The duo that makes up Sisters (Spotlights’ Mario Quintero and Molly McGuire’s Jason Blackmore) built their careers on heavy riffs and layers of sonic experimentation that are maybe too cerebral to be sexy. But on Leecheater, they tap into their feral instincts.
The connection between the two musicians makes sense: Molly McGuire were among the first pioneers of the Kansas City alt rock scene that would go on to influence bands like Shiner, Giants Chair, and even Hum and Deftones. Spotlights formed two decades later, their brand of doomy shoegaze heavily influenced by the flock of bands that followed Molly McGuire. Shiner’s Allen Epley has even collaborated on a track with them. The project was born fifteen years ago when Blackmore invited Quintero to collaborate on some demos, and was shelved until the pandemic.
The tones of this record are easily predicted by fans of their main projects—there are crushing riffs galore, underpinned with an atmospheric sheen. But where their main projects would stretch these ideas out across several minutes of rising and falling, these songs have a much quicker pace, many of them wrapping up around three minutes (or less)—particularly in the first half of the record. Opening pair “Born Again” and “Dead to the World” could easily fit between Foo Fighters and Queens of the Stone Age songs on modern rock radio. There are shades of Drive Like Jehu, Nirvana, and the more driving Sonic Youth tracks.
However, their more brooding tendencies don’t stay away forever. The back half gives itself over to more ominous paces and more patient arrangements. “The Wick Effect” switches between single-chord crescendoes, Slint-esque spoken word passages, and blistering screamed sections. “Windows” is as deliberate and plodding as a Neurosis track. The title track is nearly nine minutes long, with its crushing, chromatic space rock riff holding back until three minutes in.
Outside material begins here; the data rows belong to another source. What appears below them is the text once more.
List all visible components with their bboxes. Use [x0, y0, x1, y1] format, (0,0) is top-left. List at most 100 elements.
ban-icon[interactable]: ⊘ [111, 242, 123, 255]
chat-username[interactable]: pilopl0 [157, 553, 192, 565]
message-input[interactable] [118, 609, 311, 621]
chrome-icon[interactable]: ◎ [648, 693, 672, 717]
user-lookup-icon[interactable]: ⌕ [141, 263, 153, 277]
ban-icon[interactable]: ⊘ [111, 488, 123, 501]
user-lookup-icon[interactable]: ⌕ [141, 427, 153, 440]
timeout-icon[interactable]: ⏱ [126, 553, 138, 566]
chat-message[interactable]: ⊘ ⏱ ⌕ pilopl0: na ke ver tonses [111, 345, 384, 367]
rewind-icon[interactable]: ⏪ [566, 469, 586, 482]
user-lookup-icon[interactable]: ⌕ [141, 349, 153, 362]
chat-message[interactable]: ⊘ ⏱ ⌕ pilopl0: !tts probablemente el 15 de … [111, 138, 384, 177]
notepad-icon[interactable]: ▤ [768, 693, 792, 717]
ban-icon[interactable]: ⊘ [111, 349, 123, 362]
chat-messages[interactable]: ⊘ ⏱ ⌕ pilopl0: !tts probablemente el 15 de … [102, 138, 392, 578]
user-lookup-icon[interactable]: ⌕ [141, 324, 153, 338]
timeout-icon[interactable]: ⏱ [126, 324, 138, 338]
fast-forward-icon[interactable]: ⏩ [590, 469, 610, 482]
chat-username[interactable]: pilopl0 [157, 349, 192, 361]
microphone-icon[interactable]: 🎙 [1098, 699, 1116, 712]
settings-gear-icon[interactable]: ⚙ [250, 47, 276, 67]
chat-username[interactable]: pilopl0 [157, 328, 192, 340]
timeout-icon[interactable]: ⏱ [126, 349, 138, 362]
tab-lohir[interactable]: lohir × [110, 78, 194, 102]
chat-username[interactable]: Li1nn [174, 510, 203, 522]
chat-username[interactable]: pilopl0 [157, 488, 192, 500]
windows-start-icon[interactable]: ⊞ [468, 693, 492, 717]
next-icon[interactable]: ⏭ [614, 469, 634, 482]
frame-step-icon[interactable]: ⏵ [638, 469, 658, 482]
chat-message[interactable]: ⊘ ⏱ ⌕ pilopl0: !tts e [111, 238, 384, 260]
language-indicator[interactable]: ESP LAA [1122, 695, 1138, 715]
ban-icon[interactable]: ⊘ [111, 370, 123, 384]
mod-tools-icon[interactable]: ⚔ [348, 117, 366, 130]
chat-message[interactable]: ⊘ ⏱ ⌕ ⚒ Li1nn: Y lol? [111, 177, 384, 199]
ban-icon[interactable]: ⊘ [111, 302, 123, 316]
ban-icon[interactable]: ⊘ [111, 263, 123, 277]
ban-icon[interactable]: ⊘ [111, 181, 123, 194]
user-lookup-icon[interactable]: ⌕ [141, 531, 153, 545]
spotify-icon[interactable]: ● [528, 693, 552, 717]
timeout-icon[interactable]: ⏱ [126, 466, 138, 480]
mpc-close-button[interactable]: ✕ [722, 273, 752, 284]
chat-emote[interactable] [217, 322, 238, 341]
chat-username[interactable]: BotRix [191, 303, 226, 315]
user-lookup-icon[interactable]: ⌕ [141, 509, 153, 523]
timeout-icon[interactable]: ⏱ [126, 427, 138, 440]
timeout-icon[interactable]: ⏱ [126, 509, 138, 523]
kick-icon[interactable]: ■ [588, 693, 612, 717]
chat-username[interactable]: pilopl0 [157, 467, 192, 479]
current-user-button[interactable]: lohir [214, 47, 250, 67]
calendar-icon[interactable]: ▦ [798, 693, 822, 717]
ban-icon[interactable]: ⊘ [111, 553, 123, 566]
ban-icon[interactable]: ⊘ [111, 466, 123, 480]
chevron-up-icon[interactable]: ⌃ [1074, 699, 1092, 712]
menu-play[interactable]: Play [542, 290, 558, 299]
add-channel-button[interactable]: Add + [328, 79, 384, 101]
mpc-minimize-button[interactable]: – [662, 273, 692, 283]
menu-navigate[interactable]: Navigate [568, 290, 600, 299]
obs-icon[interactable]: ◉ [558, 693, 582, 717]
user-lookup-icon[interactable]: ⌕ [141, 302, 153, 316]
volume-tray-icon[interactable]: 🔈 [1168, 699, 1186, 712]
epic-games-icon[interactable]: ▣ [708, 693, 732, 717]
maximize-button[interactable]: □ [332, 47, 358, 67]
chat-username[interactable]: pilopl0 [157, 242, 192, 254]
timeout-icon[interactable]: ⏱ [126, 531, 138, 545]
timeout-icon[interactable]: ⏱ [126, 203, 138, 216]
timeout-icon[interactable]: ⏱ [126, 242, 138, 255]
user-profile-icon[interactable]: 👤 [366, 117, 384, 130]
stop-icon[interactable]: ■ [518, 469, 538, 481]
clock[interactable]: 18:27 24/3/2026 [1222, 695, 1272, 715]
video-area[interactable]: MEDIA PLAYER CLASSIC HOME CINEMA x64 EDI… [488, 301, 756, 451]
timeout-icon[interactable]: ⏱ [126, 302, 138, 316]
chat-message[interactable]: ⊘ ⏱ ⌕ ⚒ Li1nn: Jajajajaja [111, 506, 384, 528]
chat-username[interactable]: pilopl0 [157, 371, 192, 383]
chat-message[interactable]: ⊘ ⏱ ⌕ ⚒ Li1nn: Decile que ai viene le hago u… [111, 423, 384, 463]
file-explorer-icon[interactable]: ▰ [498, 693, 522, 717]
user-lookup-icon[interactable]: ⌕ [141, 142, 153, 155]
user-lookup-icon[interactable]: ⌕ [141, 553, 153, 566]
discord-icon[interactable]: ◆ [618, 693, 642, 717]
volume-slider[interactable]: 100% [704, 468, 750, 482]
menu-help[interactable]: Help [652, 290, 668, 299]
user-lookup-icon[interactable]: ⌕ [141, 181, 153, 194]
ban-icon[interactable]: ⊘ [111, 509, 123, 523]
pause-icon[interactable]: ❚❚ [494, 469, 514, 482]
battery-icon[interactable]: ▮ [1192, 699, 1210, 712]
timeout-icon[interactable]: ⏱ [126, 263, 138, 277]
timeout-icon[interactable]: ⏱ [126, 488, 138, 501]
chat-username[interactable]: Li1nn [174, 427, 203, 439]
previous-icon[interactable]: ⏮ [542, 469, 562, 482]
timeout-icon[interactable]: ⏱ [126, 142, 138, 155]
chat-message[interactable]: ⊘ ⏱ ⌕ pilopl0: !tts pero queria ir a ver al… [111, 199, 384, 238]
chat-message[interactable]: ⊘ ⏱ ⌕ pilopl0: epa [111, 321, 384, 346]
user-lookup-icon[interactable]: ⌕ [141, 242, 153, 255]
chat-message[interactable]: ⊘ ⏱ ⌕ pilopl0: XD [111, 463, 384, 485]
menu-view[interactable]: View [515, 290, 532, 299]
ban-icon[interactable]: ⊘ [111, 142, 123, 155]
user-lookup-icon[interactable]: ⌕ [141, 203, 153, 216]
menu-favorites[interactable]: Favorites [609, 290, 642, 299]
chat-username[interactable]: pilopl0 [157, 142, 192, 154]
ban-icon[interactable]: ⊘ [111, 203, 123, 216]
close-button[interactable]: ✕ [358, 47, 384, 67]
Despite the differences in tempos and track lengths, there’s no disharmony between the two halves of the record. In fact, the slow down in the back half is a welcome chance to catch your breath—until the heaviness of the guitars crushes your chest in. Fans of Spotlights and Molly McGuire will obviously find plenty to love here, but it’s recommended for anyone who enjoys noisy rock music that isn’t afraid to color outside the lines.
Leecheater is out now through Spartan Records.